Properties of exact and approximate traveling wave solutions for transport with nonlinear and nonequilibrium sorption

Abstract

Nonlinear sorption leads to the existence of moving concentration fronts of substances transported in porous media that do not change shape. The cause for the existence of such traveling wave fronts is a balance between the self-sharpening effect of nonlinear sorption and the spreading effects of dispersion and sorption kinetics. While analytical solutions for the transport of nonlinearly sorbing substances are usually not available, the asymptotic front speed and the shape of traveling waves can in some situations be determined analytically. This is done by deriving a traveling wave equation in a moving coordinate system.
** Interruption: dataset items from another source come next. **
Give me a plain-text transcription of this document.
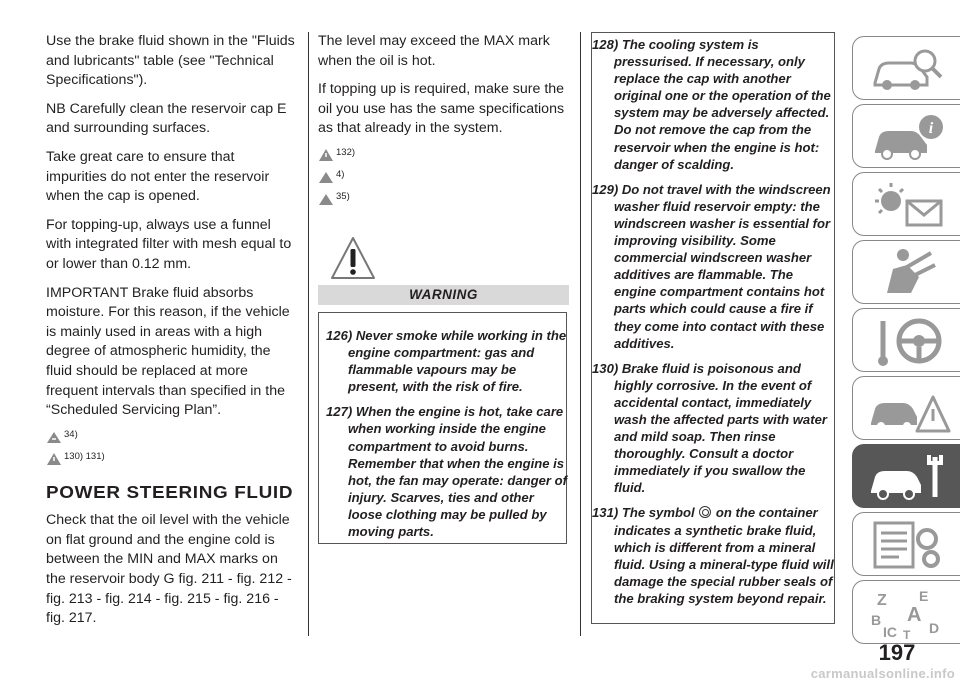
Use the brake fluid shown in the "Fluids and lubricants" table (see "Technical Specifications").

NB Carefully clean the reservoir cap E and surrounding surfaces.

Take great care to ensure that impurities do not enter the reservoir when the cap is opened.

For topping-up, always use a funnel with integrated filter with mesh equal to or lower than 0.12 mm.

IMPORTANT Brake fluid absorbs moisture. For this reason, if the vehicle is mainly used in areas with a high degree of atmospheric humidity, the fluid should be replaced at more frequent intervals than specified in the “Scheduled Servicing Plan”.

34)
130) 131)
POWER STEERING FLUID

Check that the oil level with the vehicle on flat ground and the engine cold is between the MIN and MAX marks on the reservoir body G fig. 211 - fig. 212 - fig. 213 - fig. 214 - fig. 215 - fig. 216 - fig. 217.

The level may exceed the MAX mark when the oil is hot.

If topping up is required, make sure the oil you use has the same specifications as that already in the system.

132)
4)
35)
WARNING
126) Never smoke while working in the engine compartment: gas and flammable vapours may be present, with the risk of fire.
127) When the engine is hot, take care when working inside the engine compartment to avoid burns. Remember that when the engine is hot, the fan may operate: danger of injury. Scarves, ties and other loose clothing may be pulled by moving parts.
128) The cooling system is pressurised. If necessary, only replace the cap with another original one or the operation of the system may be adversely affected. Do not remove the cap from the reservoir when the engine is hot: danger of scalding.
129) Do not travel with the windscreen washer fluid reservoir empty: the windscreen washer is essential for improving visibility. Some commercial windscreen washer additives are flammable. The engine compartment contains hot parts which could cause a fire if they come into contact with these additives.
130) Brake fluid is poisonous and highly corrosive. In the event of accidental contact, immediately wash the affected parts with water and mild soap. Then rinse thoroughly. Consult a doctor immediately if you swallow the fluid.
131) The symbol on the container indicates a synthetic brake fluid, which is different from a mineral fluid. Using a mineral-type fluid will damage the special rubber seals of the braking system beyond repair.
i
Z E
A
B
IC D
T
197
carmanualsonline.info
In the case of simultaneous linear equilibrium and nonlinear nonequilibrium sorption, this traveling wave equation is a second-order differential equation. Because this equation cannot be solved analytically for typical nonlinear sorption isotherms, the second-order term is usually neglected. In this paper the significance of the second-order term is discussed for a simple piecewise linear sorption isotherm that allows the analytical solution of both the full and the simplified differential equations. These analytical solutions make it possible to calculate the approximation error as a function of flow and isotherm parameters and thus to localize domains where the error may be significant. In addition, the analytical solutions are used to discuss the identifiability of model parameters from asymptotic front shape data.